- Red House Hill Location within New York Adirondack Park Red House Hill Location within the United States

Highest point
- Elevation: 1,608 feet (490 m)
- Coordinates: 42°46′16″N 74°54′17″W﻿ / ﻿42.77111°N 74.90472°W

Geography
- Location: SSW of Springfield Center, New York, U.S.
- Topo map: USGS Richfield Springs

= Red House Hill =

Mountain in New York, US

Red House Hill is a mountain in the Central New York Region of the State of New York, United States. It is located south-southwest of the Hamlet of Springfield Center, New York, west of Hutter Point and Six Mile Point of Otsego Lake, and southeast of Rum Hill. Mohican Brook flows eastward along the southern edge of the hill.

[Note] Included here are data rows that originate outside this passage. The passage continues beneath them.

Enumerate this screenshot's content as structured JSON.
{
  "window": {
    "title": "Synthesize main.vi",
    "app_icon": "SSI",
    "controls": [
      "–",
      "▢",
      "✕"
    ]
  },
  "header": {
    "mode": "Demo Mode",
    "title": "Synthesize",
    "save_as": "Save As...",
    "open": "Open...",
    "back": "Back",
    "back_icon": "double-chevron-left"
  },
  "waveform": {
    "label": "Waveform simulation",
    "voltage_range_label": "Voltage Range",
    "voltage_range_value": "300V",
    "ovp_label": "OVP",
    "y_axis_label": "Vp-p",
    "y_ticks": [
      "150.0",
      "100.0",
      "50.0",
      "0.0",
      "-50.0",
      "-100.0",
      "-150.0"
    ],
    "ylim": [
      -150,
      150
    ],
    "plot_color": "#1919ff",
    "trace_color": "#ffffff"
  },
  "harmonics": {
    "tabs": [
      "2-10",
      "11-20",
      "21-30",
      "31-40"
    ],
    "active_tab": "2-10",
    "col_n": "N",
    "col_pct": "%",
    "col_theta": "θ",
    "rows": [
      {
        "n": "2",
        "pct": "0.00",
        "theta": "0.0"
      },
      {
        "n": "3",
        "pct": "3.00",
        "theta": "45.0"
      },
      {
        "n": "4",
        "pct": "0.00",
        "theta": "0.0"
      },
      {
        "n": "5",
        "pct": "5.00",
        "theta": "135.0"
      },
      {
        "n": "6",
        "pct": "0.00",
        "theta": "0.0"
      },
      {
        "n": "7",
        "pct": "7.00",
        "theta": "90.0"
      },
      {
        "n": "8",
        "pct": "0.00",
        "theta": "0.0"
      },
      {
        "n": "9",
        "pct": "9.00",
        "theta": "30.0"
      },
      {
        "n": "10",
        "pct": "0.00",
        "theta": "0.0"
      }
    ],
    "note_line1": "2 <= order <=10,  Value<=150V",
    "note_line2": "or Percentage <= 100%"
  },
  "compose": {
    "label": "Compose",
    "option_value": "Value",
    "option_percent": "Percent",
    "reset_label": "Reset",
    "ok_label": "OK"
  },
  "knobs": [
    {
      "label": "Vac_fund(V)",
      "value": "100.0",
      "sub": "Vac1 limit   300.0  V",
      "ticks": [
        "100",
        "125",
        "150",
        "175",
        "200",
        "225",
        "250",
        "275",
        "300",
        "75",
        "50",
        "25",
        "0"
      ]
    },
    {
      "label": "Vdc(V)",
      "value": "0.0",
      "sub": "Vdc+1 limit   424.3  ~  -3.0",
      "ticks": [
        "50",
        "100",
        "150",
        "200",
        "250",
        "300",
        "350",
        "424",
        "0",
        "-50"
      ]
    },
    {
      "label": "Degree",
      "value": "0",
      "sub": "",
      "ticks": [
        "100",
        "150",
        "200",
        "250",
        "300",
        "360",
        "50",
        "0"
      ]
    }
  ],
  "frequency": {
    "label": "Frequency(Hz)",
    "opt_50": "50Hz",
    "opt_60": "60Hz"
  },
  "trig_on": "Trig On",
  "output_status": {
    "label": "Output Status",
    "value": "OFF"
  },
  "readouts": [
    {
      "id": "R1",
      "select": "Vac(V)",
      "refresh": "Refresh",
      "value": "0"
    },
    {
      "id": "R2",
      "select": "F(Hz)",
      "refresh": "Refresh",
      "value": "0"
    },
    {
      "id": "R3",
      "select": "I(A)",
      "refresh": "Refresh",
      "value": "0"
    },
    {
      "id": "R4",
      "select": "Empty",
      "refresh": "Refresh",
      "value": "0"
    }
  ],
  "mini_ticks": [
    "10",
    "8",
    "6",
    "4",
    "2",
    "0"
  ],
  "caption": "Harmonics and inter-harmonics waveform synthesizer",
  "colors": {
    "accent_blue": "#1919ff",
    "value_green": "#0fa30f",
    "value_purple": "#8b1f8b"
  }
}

==Appearance in literature==
Red House Hill is in The Deerslayer novel, but not mentioned directly. Deerslayer was escaping the Hurons along the lake from the Sunken Island and began to move inland after a short distance, near Six Mile Point, and climbed the mountain, now known as Red House Hill. At the top of the hill he hid under a log, and the Hurons passed him thinking he was gone, and went down into Mohican Canyon. He then noticed he was surrounded on three sides and ran down the hill towards the lake, passing through the few Hurons left at Six Mile Point. He then jumped in his canoe and was soon captured by the Hurons.